TokenValidationValve
Valve for validating a HOTP/TOTP token otp against token(s) assigned to the user.
This valve supports user lockout. See: PhenixID Authentication Services › Version 2.8 › Solutions › User Lockout in PhenixID Server
Properties
Example Configuration
{
"name": "TokenValidationValve",
"config": {
"otp_length":"8",
"hotp_lookahead":"50",
"totp_max_drift": "10",
"provided_otp_param_name":"{{request.User-Password}}",
"userid_param_name": "{{request.User-Name}}
",
"try_legacy_token": "false",
"try_auto_enroll": "false",
"check_yubikey": "false"
}
}
The value for parameter provided_otp_param_name is the provided otp sent in the request.
The value for userid_param_name is the userid sent in the request.

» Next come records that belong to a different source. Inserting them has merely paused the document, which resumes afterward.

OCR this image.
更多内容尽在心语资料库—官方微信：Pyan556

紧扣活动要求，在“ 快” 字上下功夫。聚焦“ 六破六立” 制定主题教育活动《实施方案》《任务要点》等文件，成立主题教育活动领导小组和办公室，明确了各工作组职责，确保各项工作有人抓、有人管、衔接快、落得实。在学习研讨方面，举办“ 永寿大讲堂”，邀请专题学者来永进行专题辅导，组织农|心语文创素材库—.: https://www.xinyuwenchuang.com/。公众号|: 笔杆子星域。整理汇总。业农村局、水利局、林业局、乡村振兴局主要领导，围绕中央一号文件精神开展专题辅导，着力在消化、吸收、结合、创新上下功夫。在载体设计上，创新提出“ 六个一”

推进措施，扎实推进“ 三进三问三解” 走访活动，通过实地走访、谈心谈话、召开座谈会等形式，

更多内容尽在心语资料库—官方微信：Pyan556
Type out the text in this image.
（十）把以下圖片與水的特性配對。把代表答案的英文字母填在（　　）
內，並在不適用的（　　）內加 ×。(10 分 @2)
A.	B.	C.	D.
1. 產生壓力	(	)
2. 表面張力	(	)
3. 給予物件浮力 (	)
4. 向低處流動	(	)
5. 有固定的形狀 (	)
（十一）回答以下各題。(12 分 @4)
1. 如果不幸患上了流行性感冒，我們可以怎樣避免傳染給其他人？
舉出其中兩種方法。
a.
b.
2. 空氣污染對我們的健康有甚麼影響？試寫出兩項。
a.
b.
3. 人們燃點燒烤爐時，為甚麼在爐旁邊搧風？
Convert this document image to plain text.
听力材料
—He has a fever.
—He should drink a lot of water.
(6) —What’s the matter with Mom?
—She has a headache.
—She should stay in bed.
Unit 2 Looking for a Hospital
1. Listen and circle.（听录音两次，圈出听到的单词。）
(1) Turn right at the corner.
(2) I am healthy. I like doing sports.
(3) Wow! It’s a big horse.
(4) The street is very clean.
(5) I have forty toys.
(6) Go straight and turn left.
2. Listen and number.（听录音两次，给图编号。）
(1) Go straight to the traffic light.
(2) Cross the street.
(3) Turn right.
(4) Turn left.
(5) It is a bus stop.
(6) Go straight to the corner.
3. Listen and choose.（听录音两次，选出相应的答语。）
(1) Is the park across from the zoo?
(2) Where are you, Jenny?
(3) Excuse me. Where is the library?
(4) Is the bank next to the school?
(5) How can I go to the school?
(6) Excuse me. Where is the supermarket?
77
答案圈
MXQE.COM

Most common values for userid_param_name are User-Name for RADIUS and username for HTTP.
Example on how to configure PhenixID Server for legacy token can be found here.
If try_auto_enroll is set to true, users can activate hardware tokens by themselves during login.
So after intitial login using uid/password, first enter the serial number of the token, directly followed by an otp fom the token, in the provided otp box.
When this is done the token has been assigned to the user and at next login otp will be provided without the serial number of the token.
NOTE:
When try_auto_enroll is activated, make sure to add the valve "TokenAutoEnrollment", directly after "TokenValidationValve".
Requirements
Item set must have at least one entry.